Currently, the aromatics and light olefins are obtained mainly from petroleum refining, natural gas or coal. Along the last decades, natural gas conversion into higher value chemicals has gained importance, such as olefins and aromatics. The main reasons are its high hydrogen to carbon (H/C), its composition, which is independent of the source, and its availability, as world reserves are larger than those of oil, especially if shale gas is considered. Therefore, the methane aromatization reaction (MDA) is studied as a route for obtaining aromatics. The most widely used catalyst for this reaction is Mo/H-ZSM-5. Thus, the effect of various parameters on the catalyst activity has been studied, such as the physico-chemical properties of the parent sample and the metal component incorporation procedure, in order to find the optimum catalyst Mo/ZSM-5. Moreover, this study has allowed correlating successfully amount and nature of the two active centers involved in this reaction with methane conversion and product distribution. On the other hand, one of the mayor drawbacks of this reaction is the strong deactivation of the catalyst; therefore, a study of the regeneration possibilities has been carried out and has allowed the design of an effective protocol to prolong the catalyst life and with the aim of expanding its industrial applications. Furthermore, other medium pore and multipore zeolitic structures have been studied as alternative to ZSM-5 zeolite, and their catalytic behavior has been successfully correlated with their topologies.

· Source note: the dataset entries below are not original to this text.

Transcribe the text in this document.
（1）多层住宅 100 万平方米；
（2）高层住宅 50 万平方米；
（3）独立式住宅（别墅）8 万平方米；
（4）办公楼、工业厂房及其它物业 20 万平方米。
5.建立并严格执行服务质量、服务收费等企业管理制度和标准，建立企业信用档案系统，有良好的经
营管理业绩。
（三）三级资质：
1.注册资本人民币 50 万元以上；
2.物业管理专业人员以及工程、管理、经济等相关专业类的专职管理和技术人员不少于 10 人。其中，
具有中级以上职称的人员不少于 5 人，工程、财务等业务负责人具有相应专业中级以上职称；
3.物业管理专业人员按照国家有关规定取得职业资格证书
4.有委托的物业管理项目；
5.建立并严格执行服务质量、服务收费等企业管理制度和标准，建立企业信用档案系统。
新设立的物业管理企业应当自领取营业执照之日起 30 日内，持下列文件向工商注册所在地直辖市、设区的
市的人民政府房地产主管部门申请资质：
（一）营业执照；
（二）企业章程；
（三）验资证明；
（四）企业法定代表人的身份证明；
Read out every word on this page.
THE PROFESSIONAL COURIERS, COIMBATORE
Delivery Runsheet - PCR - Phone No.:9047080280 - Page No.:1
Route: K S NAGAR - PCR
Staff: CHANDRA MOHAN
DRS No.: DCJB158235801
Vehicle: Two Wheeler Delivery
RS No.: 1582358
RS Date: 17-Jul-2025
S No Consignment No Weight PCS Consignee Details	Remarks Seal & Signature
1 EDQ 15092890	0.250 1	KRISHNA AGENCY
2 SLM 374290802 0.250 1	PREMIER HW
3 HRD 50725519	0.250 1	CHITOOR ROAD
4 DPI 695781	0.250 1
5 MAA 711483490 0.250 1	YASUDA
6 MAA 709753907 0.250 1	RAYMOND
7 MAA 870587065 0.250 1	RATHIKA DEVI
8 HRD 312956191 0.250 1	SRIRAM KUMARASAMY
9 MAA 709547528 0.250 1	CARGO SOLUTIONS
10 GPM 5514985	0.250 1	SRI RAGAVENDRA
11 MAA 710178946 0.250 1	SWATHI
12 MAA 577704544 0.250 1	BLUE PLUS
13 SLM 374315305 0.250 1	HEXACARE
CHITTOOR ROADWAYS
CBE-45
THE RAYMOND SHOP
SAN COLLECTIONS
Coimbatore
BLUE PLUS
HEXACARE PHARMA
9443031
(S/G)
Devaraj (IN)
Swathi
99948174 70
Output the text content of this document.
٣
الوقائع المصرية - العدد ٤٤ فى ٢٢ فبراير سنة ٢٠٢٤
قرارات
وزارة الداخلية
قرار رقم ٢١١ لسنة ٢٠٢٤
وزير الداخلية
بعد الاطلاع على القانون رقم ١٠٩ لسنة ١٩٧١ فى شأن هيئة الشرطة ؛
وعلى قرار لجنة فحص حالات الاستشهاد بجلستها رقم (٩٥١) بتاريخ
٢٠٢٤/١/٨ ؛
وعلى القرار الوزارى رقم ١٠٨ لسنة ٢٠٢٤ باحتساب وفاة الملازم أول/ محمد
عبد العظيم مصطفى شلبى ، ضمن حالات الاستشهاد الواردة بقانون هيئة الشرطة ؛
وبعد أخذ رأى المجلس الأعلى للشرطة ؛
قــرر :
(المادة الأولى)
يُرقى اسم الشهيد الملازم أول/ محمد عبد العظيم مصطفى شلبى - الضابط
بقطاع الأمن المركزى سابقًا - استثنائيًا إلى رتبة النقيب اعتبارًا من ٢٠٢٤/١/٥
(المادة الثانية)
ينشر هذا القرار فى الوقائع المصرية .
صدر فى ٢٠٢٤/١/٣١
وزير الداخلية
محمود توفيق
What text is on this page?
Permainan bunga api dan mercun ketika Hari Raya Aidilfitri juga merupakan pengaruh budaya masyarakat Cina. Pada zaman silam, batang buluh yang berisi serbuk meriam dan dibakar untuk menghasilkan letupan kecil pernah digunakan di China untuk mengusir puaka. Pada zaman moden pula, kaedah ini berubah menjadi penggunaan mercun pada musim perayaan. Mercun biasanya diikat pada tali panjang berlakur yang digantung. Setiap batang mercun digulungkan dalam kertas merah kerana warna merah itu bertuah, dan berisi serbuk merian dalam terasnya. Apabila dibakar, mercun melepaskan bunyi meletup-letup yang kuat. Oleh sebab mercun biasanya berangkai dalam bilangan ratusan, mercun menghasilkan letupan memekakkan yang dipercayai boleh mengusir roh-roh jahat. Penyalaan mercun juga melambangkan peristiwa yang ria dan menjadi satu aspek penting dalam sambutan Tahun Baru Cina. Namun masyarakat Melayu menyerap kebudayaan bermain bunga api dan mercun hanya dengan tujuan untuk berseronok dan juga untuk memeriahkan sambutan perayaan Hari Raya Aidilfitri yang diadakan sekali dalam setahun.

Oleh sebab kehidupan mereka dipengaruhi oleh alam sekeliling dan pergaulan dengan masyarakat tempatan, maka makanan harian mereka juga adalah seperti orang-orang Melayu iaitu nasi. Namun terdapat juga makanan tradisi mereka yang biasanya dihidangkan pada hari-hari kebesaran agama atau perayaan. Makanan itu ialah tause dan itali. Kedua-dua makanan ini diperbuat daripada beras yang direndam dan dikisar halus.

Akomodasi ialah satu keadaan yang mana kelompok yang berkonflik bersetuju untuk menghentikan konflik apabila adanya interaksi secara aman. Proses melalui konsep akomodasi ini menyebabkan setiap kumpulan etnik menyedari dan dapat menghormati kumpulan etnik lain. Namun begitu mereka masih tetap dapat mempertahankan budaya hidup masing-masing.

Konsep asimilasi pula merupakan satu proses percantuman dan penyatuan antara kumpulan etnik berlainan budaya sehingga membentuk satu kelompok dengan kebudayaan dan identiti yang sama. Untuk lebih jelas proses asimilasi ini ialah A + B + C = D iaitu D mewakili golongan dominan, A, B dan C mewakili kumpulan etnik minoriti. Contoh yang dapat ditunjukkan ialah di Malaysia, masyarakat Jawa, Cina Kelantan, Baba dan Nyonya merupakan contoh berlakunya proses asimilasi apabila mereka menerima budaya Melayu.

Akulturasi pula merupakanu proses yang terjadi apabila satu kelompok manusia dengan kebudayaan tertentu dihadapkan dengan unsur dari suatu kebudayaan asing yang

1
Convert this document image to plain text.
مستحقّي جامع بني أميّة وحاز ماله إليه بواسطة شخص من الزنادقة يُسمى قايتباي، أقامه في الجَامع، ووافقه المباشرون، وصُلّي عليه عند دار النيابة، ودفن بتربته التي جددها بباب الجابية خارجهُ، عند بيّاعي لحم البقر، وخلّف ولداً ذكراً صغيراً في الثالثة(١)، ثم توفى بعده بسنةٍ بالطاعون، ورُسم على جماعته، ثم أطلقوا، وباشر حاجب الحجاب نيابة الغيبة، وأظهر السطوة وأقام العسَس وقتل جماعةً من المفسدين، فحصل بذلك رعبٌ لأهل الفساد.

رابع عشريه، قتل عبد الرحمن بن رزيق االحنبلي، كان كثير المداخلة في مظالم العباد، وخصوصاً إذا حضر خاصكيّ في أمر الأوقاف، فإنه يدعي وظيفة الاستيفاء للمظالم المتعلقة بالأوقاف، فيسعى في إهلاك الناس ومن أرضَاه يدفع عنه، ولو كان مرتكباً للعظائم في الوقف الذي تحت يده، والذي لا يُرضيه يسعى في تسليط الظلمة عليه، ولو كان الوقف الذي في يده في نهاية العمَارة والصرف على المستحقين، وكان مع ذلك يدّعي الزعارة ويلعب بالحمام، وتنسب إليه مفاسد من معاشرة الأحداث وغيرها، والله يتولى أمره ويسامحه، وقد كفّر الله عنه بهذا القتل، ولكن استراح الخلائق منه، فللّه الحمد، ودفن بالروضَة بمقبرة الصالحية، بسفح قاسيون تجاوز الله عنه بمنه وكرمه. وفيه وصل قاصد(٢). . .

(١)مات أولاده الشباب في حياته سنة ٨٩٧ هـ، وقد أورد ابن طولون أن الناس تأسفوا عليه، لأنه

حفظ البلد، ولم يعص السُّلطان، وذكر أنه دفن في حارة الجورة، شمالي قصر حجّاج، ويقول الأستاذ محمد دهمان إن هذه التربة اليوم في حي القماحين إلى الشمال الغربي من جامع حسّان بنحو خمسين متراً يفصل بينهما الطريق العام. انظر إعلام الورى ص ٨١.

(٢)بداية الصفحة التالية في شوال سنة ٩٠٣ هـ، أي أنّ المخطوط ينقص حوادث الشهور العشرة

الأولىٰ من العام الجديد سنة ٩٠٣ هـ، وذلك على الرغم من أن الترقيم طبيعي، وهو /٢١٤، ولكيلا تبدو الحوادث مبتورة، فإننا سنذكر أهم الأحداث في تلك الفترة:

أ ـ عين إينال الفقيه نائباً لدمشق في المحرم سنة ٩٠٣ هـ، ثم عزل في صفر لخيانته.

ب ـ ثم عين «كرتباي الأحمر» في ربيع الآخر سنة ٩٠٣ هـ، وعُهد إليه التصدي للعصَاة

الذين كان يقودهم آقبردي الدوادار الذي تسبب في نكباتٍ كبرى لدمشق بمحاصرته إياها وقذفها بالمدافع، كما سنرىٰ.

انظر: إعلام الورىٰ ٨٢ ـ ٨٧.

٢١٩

Regarding the transformation and redistribution of the BTX aromatics, alkylation, disproportionation and isomerization reactions have been studied, which employ acid zeolites as catalyst to obtain alkylaromatics with high interest for the petrochemical industry, such as xylenes, ethylbenzene, cumene, ethyltoluene and cymene. The main zeolites used in these processes at commercial scale are ZSM-5, MCM-22, Beta and MOR. Therefore, new zeolitic materials have been studied considering the molecular dimension of reactants, products and reaction intermediates, as well as the dimensions of the zeolite's pore topologies. Multipore zeolites have also been included in this study, due to the potential "molecular traffic control" type of selectivity that can be improved by these structures presenting interconnected channel apertures of different size. The best performing zeolitic structures for these processes are ITQ-13, ITQ-22, ITQ-39 and ITQ-47, which due to their good catalytic behavior, could be considered as an attractive alternative to be used as catalysts on commercial scale. / [ES] La presente tesis doctoral se centra en procesos reactivos catalizados mediante zeolitas para la obtención y transformación de aromáticos (fracción BTX). Estos compuestos son, junto con las olefinas ligeras, los pilares sobre los que se basa la industria petroquímica y de química orgánica en general, pues son la materia prima para muchos productos, tales como monómeros de poliésteres, poliamidas, plásticos de ingeniería, y productos intermedios para la fabricación de detergentes, fármacos, fertilizantes, y explosivos.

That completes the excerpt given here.